Human-Robot Visual Collaboration

Human Data and Prediction Pipeline Developed in the Paper:
Asking for Help with the Right Question by Predicting Human Visual Performance

Hong (Herbert) Cai and Yasamin Mostofi
(Presented at Robotics: Science and Systems 2016)

When referring to this site, please refer to its DOI address: https://doi.org/10.21229/M9V66F.

We are making publicly available our data and code for predicting human visual performance. More specifically, this page contains the download link and documentation for the human data and machine learning-based prediction pipeline developed in our paper. For more details on how we collected our human data and trained a machine learning pipeline, please refer to the project page and the paper.

If you have any questions or comments regarding the data and/or the trained models, please contact Herbert Cai.

Credits and Usage

The code/data are owned by UCSB and can be used for academic purposes only.

If you have used this data and/or code for your work, please refer the readers to this data and code site at its DOI address: https://doi.org/10.21229/M9V66F, and also cite the following paper:

H. Cai and Y. Mostofi, "Asking for Help with the Right Question by Predicting Human Visual Performance," Robotics: Science and Systems (RSS), June 2016.

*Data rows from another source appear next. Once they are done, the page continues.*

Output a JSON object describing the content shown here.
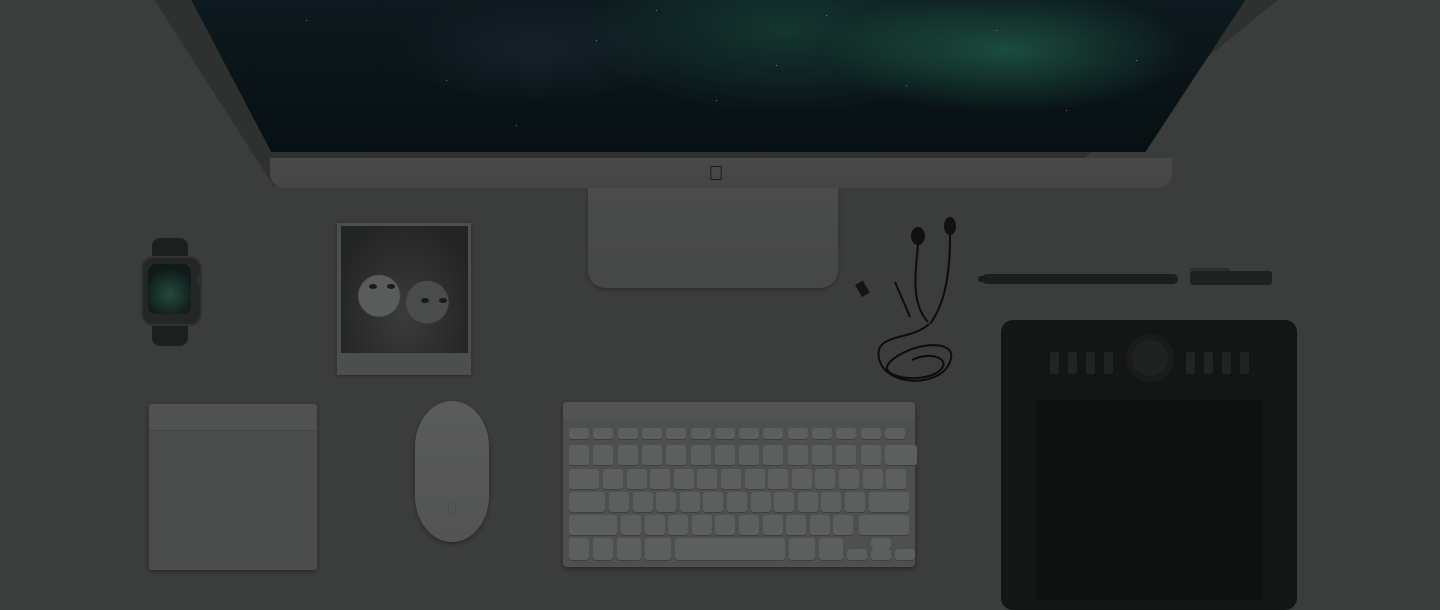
{
  "scene": {
    "objects": [
      "imac",
      "apple-watch",
      "polaroid-photo",
      "earphones",
      "stylus-pen",
      "drawing-tablet",
      "trackpad",
      "mouse",
      "keyboard"
    ]
  },
  "colors": {
    "background": "#3b3c3c",
    "screen_glow": "#2a7a5a",
    "device_dark": "#141515",
    "device_silver": "#4e4f4f"
  },
  "icons": {
    "imac_logo": "apple-logo-icon",
    "mouse_logo": "apple-logo-icon"
  }
}
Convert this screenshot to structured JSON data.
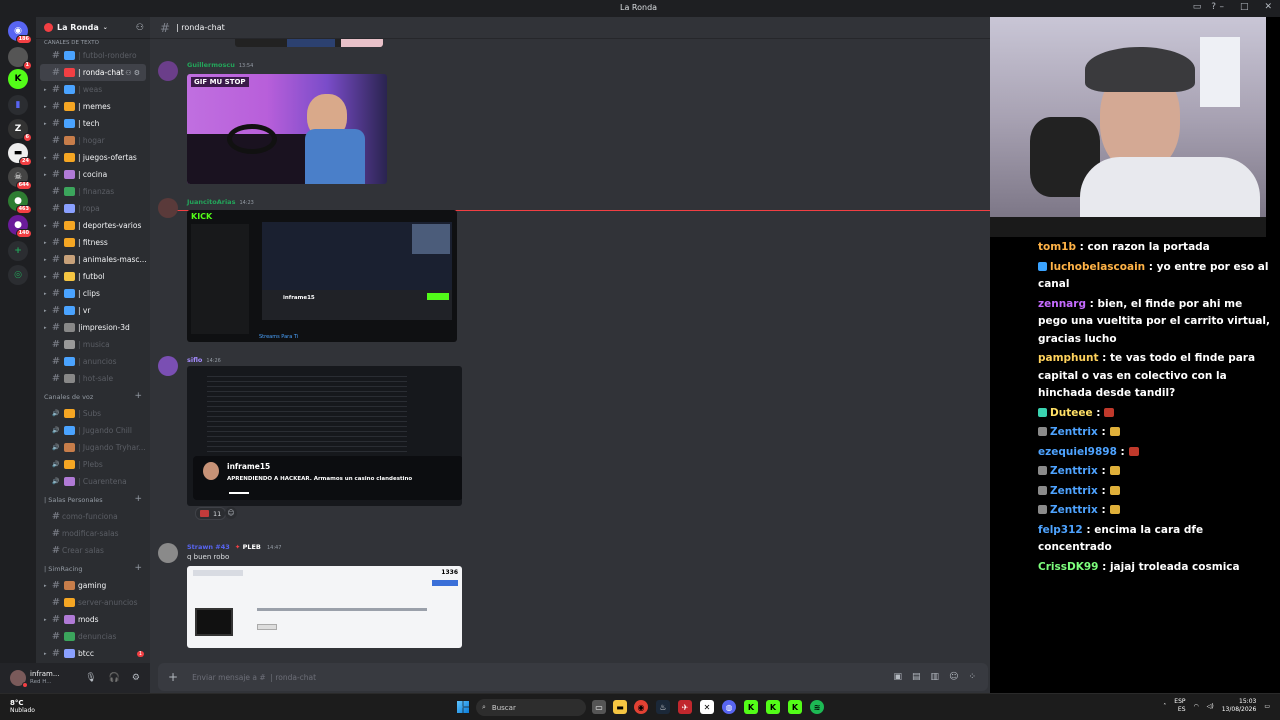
{
  "window": {
    "title": "La Ronda"
  },
  "servers": {
    "badges": [
      "186",
      "1",
      "6",
      "644",
      "463",
      "140",
      "41",
      "24"
    ]
  },
  "guild": {
    "name": "La Ronda"
  },
  "channels": {
    "category_top": "CANALES DE TEXTO",
    "text": [
      {
        "label": "| futbol-rondero",
        "state": "dim",
        "arrow": false
      },
      {
        "label": "| ronda-chat",
        "state": "active",
        "arrow": false
      },
      {
        "label": "| weas",
        "state": "dim",
        "arrow": true
      },
      {
        "label": "| memes",
        "state": "unread",
        "arrow": true
      },
      {
        "label": "| tech",
        "state": "unread",
        "arrow": true
      },
      {
        "label": "| hogar",
        "state": "dim",
        "arrow": false
      },
      {
        "label": "| juegos-ofertas",
        "state": "unread",
        "arrow": true
      },
      {
        "label": "| cocina",
        "state": "unread",
        "arrow": true
      },
      {
        "label": "| finanzas",
        "state": "dim",
        "arrow": false
      },
      {
        "label": "| ropa",
        "state": "dim",
        "arrow": false
      },
      {
        "label": "| deportes-varios",
        "state": "unread",
        "arrow": true
      },
      {
        "label": "| fitness",
        "state": "unread",
        "arrow": true
      },
      {
        "label": "| animales-masc...",
        "state": "unread",
        "arrow": true
      },
      {
        "label": "| futbol",
        "state": "unread",
        "arrow": true
      },
      {
        "label": "| clips",
        "state": "unread",
        "arrow": true
      },
      {
        "label": "| vr",
        "state": "unread",
        "arrow": true
      },
      {
        "label": "|impresion-3d",
        "state": "unread",
        "arrow": true
      },
      {
        "label": "| musica",
        "state": "dim",
        "arrow": false
      },
      {
        "label": "| anuncios",
        "state": "dim",
        "arrow": false
      },
      {
        "label": "| hot-sale",
        "state": "dim",
        "arrow": false
      }
    ],
    "voice_category": "Canales de voz",
    "voice": [
      "| Subs",
      "| Jugando Chill",
      "| Jugando Tryhar...",
      "| Plebs",
      "| Cuarentena"
    ],
    "personal_category": "| Salas Personales",
    "personal": [
      "como-funciona",
      "modificar-salas",
      "Crear salas"
    ],
    "sim_category": "| SimRacing",
    "sim": [
      "gaming",
      "server-anuncios",
      "mods",
      "denuncias",
      "btcc"
    ]
  },
  "user": {
    "name": "infram...",
    "status": "Red H..."
  },
  "chat": {
    "channel_title": "| ronda-chat",
    "composer_placeholder": "Enviar mensaje a #  | ronda-chat",
    "messages": [
      {
        "author": "Guillermoscu",
        "time": "13:54",
        "color": "#23a55a",
        "gif_label": "GIF MU STOP"
      },
      {
        "author": "JuancitoArias",
        "time": "14:23",
        "color": "#23a55a"
      },
      {
        "author": "siflo",
        "time": "14:26",
        "color": "#a58bff",
        "reaction_count": "11"
      },
      {
        "author": "Strawn #43",
        "role": "PLEB",
        "time": "14:47",
        "color": "#5865f2",
        "text": "q buen robo"
      }
    ],
    "embed_stream_name": "inframe15",
    "embed_stream_text": "APRENDIENDO A HACKEAR. Armamos un casino clandestino",
    "price": "1336"
  },
  "overlay_chat": [
    {
      "user": "tom1b",
      "color": "#ffb347",
      "text": ": con razon la portada"
    },
    {
      "user": "luchobelascoain",
      "color": "#ffb347",
      "text": ": yo entre por eso al canal"
    },
    {
      "user": "zennarg",
      "color": "#c56bff",
      "text": ": bien, el finde por ahi me pego una vueltita por el carrito virtual, gracias lucho"
    },
    {
      "user": "pamphunt",
      "color": "#ffd25c",
      "text": ": te vas todo el finde para capital o vas en colectivo con la hinchada desde tandil?"
    },
    {
      "user": "Duteee",
      "color": "#ffe066",
      "text": ":"
    },
    {
      "user": "Zenttrix",
      "color": "#4ea3ff",
      "text": ":"
    },
    {
      "user": "ezequiel9898",
      "color": "#4ea3ff",
      "text": ":"
    },
    {
      "user": "Zenttrix",
      "color": "#4ea3ff",
      "text": ":"
    },
    {
      "user": "Zenttrix",
      "color": "#4ea3ff",
      "text": ":"
    },
    {
      "user": "Zenttrix",
      "color": "#4ea3ff",
      "text": ":"
    },
    {
      "user": "felp312",
      "color": "#4ea3ff",
      "text": ": encima la cara dfe concentrado"
    },
    {
      "user": "CrissDK99",
      "color": "#7dff7d",
      "text": ": jajaj troleada cosmica"
    }
  ],
  "taskbar": {
    "weather_temp": "8°C",
    "weather_desc": "Nublado",
    "search": "Buscar",
    "lang": "ESP",
    "lang2": "ES",
    "time": "15:03",
    "date": "13/08/2026"
  }
}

@inproceedings{CaiMostofi_RSS16_Ask,
title={Asking for Help with the Right Question by Predicting Human Visual Performance},
author={H. Cai and Y. Mostofi},
booketitle={Proceedings of Robotics: Science and Systems},
year={2016}}

1. Data Set

There is a total of 3000 images collected from NOAA, SUN and PASCAL VOC. Each image contains at least one human. The images are put into 3 categories: 1) easy images where the human presence is obvious, 2) images where the human is in a cluttered environment, and 3) images where the size of the human is small (due to distance). We have also manually darkened the images to simulate night time scenarios.

The images can be found in the folder "images".

2. Training and Validation Data

We used 2400 (80%) of the images for training and 600 (20%) for validation.

The files specifying the training set and validation set can be found in the folder "caffe_models".
"train.txt" and "val.txt" specify the training and validation cases respectively.
"train_balance.txt" is the training file where we have oversampled the images with human performance below 0.9 to avoid biasing the predictor (see the paper for more details). This is the file used for training the Convolutional Neural Network (CNN).

3. Trained Caffe Model for Human Performance Prediction

This is the human performance predictor model. It takes as input a 256×256 image and outputs the probability that a person is able to find the human in the image.

"human_prediction_iter_50000.caffemodel" is the trained model and can be found in the folder "caffe_models". The prototxt files for training and deploying the model can also be found in the folder.
Note: Naturally, the trained model works the best if the input images share similar characteristics with the training images. For instance, the prediction may not be as accurate if the type of input images is too different from the type of training images, in terms of performance degradation factors. In such cases, the network can be fine-tuned or re-trained with more images that can capture the new previously-unseen characteristics.

4. Pre-trained Model Used for Initialization

This model, which is based on the AlexNet architecture, takes as input a 256×256 image and performs a binary classification indicating whether a human is present in the image. It is used as the initialization for the training of our human predictor network.

"human_detection_iter_150000.caffemodel" is the pre-trained model and can be found in the folder "caffe_models".